Roaming charges were abolished in the European Union on June 15, 2017, and although the four main U.K. operators had promised to respect the agreement post-Brexit, two companies have announced they will reintroduce the fees to customers traveling with the EU.
Last week, Vodafone said it will reinstate roaming charges from August 11, 2021, for new customers or existing customers who change their contract, with fees applying from January 6, 2022. Those staying in the EU (except for Ireland, which will be exempt for all customers) will have the option of paying £2 per day or taking an 8- or 15-day package at £1 per day.
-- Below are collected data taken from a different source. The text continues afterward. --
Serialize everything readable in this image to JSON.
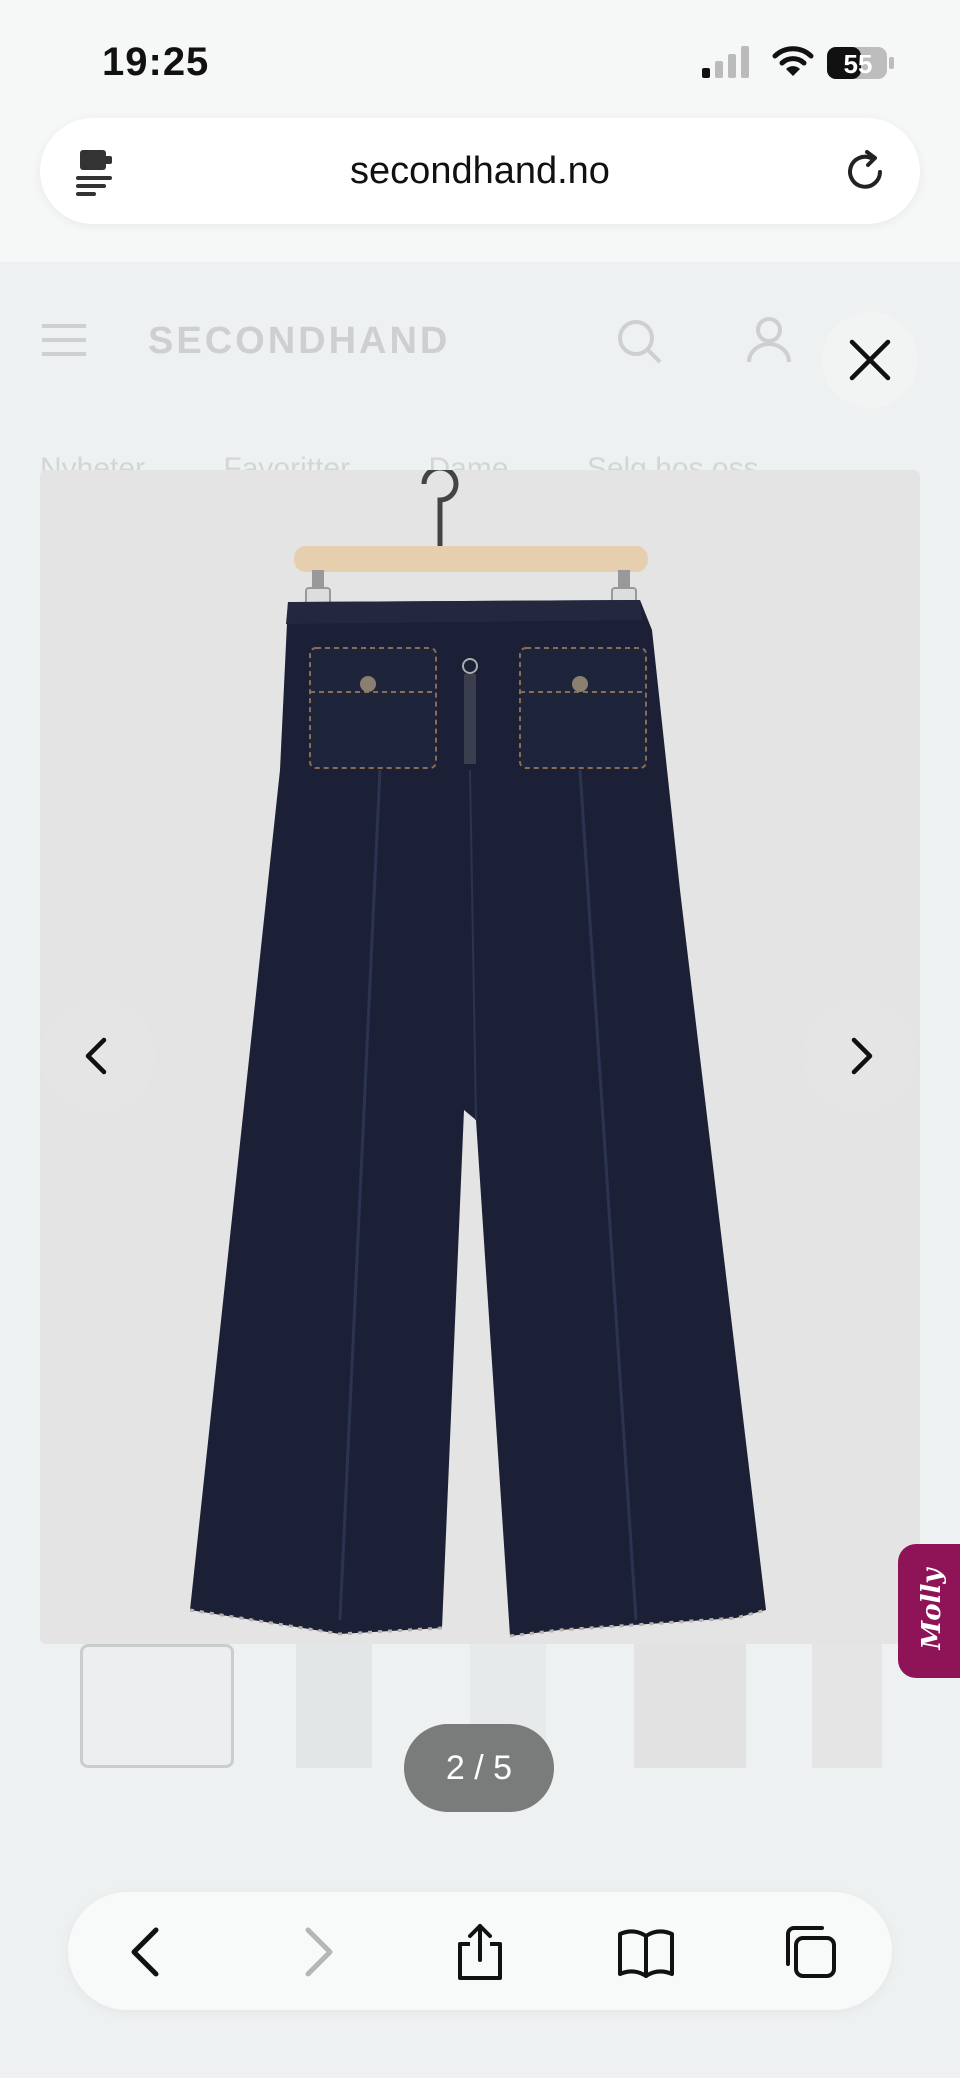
{
  "status_bar": {
    "time": "19:25",
    "battery": "55"
  },
  "browser": {
    "url": "secondhand.no"
  },
  "site": {
    "brand": "SECONDHAND",
    "nav": [
      "Nyheter",
      "Favoritter",
      "Dame",
      "Selg hos oss"
    ]
  },
  "gallery": {
    "counter": "2 / 5"
  },
  "chat_widget": {
    "label": "Molly"
  },
  "colors": {
    "accent": "#8e1457",
    "denim": "#1b2036",
    "counter_bg": "#7a7b7b"
  },
  "icons": {
    "close": "close-icon",
    "prev": "chevron-left-icon",
    "next": "chevron-right-icon",
    "back": "back-icon",
    "forward": "forward-icon",
    "share": "share-icon",
    "bookmarks": "bookmarks-icon",
    "tabs": "tabs-icon"
  }
}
Clients signed up to the “Unlimited Data Xtra plan with 4 Xtra benefits” or “Limited Data Xtra plan with 4 Xtra benefits” will pay no extra fee to use their U.K. allowance in Europe.
Vodafone U.K. boss Ahmed Essam justified the decision by explaining that most customers rarely use their phones outside the U.K., and that the fees will allow the company to “invest,” particularly in the “ultra-fast deployment of 5G” in mobile coverage in rural areas, as well as in the fiber network.
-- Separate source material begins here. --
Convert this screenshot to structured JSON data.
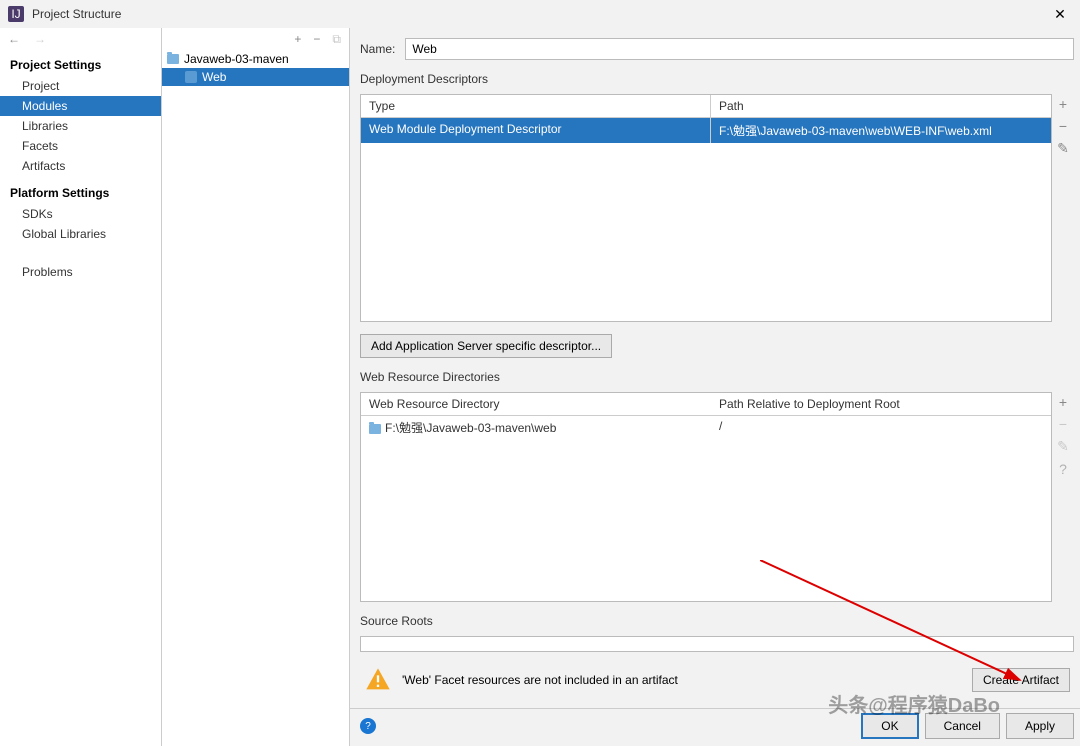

On June 24, EE announced roaming charges would apply to any customers who sign up or upgrade their plans after July 7. From January 2022, they will be charged a flat fee of £2 a day in 47 “European destinations” (not including Ireland) or they can purchase a 30-day Roam Abroad Pass.
The other two main U.K. carries, Three and O2, have made changes as to how much data customers can use while in Europe but have stopped short of bringing back roaming charges.
At the end of 2020, French operators confirmed that roaming fees are not expected to make a return for French customers visiting the U.K. A decision that Orange maintained last week.